Früher, berichtet der portugiesische Hirte Fernando Moura, seien Hunderte von Ziegenherden im ländlichen Portugal unterwegs gewesen und sorgten für eine natürliche Stutzung der Vegetation. Doch mit der Landflucht der Menschen und dem Niedergang der Landwirtschaft sei das bergige Hinterland zunehmend sich selbst überlassen worden. Verwilderte Wälder und hochgewachsene Buschlandschaften begünstigten in Portugal immer wieder eine rasend schnelle Ausbreitung der Waldbrände.
Nur einer von vielen Schritten
Fernando Mouras treibt seine Herde täglich im Auftrag der Regierung durch den bis zu 2000 Meter hohen Gebirgszug Serra da Estrela.
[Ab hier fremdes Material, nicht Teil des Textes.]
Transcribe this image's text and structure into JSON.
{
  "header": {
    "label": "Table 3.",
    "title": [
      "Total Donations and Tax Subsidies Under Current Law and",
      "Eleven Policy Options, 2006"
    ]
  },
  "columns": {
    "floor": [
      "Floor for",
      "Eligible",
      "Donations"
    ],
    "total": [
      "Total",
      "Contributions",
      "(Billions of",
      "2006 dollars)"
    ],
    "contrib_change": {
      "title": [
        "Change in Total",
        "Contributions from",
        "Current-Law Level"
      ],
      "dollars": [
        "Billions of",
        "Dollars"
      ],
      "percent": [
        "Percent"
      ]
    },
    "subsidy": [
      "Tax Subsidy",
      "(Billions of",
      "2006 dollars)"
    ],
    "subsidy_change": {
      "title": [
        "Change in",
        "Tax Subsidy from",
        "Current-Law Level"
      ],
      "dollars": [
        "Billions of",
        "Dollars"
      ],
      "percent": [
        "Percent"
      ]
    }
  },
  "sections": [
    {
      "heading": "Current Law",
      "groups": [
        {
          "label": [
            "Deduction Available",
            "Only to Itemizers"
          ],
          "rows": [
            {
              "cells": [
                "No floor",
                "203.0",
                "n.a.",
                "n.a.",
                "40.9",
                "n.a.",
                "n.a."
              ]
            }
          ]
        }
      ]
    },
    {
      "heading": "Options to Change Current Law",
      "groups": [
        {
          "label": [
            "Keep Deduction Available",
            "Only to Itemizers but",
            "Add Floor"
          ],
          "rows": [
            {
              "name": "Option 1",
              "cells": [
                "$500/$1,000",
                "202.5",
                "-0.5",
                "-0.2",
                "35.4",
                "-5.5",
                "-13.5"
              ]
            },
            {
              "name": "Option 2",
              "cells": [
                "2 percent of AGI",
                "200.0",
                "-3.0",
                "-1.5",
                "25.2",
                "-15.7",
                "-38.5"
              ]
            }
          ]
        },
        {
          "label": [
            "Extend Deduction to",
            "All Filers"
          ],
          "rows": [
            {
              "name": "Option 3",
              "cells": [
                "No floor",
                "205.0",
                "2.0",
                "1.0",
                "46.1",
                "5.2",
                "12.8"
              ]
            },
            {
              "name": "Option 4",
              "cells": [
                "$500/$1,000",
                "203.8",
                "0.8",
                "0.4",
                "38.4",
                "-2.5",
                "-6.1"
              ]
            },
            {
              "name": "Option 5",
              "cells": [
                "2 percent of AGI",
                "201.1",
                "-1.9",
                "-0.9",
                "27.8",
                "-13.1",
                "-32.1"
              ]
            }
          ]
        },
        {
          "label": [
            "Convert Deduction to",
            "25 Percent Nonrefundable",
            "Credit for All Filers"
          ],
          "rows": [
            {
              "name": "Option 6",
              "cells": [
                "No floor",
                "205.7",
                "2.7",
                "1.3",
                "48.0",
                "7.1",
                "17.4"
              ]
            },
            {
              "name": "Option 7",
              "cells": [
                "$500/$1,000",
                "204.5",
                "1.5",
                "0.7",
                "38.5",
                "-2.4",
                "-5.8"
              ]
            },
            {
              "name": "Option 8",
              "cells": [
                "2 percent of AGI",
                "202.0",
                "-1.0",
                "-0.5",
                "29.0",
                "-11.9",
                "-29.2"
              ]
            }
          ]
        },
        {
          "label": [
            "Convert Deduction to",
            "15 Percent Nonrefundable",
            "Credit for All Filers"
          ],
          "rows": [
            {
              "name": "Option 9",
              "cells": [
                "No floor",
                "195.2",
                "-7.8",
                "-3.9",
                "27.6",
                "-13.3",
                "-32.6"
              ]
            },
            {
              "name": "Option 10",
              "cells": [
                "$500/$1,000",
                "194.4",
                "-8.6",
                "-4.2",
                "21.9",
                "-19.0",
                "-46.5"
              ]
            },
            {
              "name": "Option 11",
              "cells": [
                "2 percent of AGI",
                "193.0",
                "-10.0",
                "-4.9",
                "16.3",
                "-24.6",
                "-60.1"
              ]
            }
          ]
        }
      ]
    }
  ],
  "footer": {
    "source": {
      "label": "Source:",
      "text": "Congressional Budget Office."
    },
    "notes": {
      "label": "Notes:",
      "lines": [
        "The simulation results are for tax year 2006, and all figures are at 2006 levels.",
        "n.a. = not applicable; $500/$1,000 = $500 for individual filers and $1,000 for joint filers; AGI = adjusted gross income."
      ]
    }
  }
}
Ein Nationalpark, der etwa 100 Kilometer östlich der berühmten Universitätsstadt Coimbra liegt und in dem 2017 ein schwerer Brand wütete. Rund 120 Euro bekommt Moura vom Staat für jeden von seinen Tieren abgegrasten Hektar. Ein kleines Zubrot für den Hirten, der hauptsächlich vom Verkauf von Ziegenmilch, Käse und Fleisch lebt.
Der Ziegeneinsatz in besonders gefährdeten Gebieten sei nur einer von vielen notwendigen Schritten, um neue Feuerkatastrophen zu verhindern, sagt Tiago Oliveira, Chef der staatlichen Anti-WaldbrandKommission. Weitere Maßnahmen, wie etwa eine bessere Bewirtschaftung der Wälder, müssten folgen.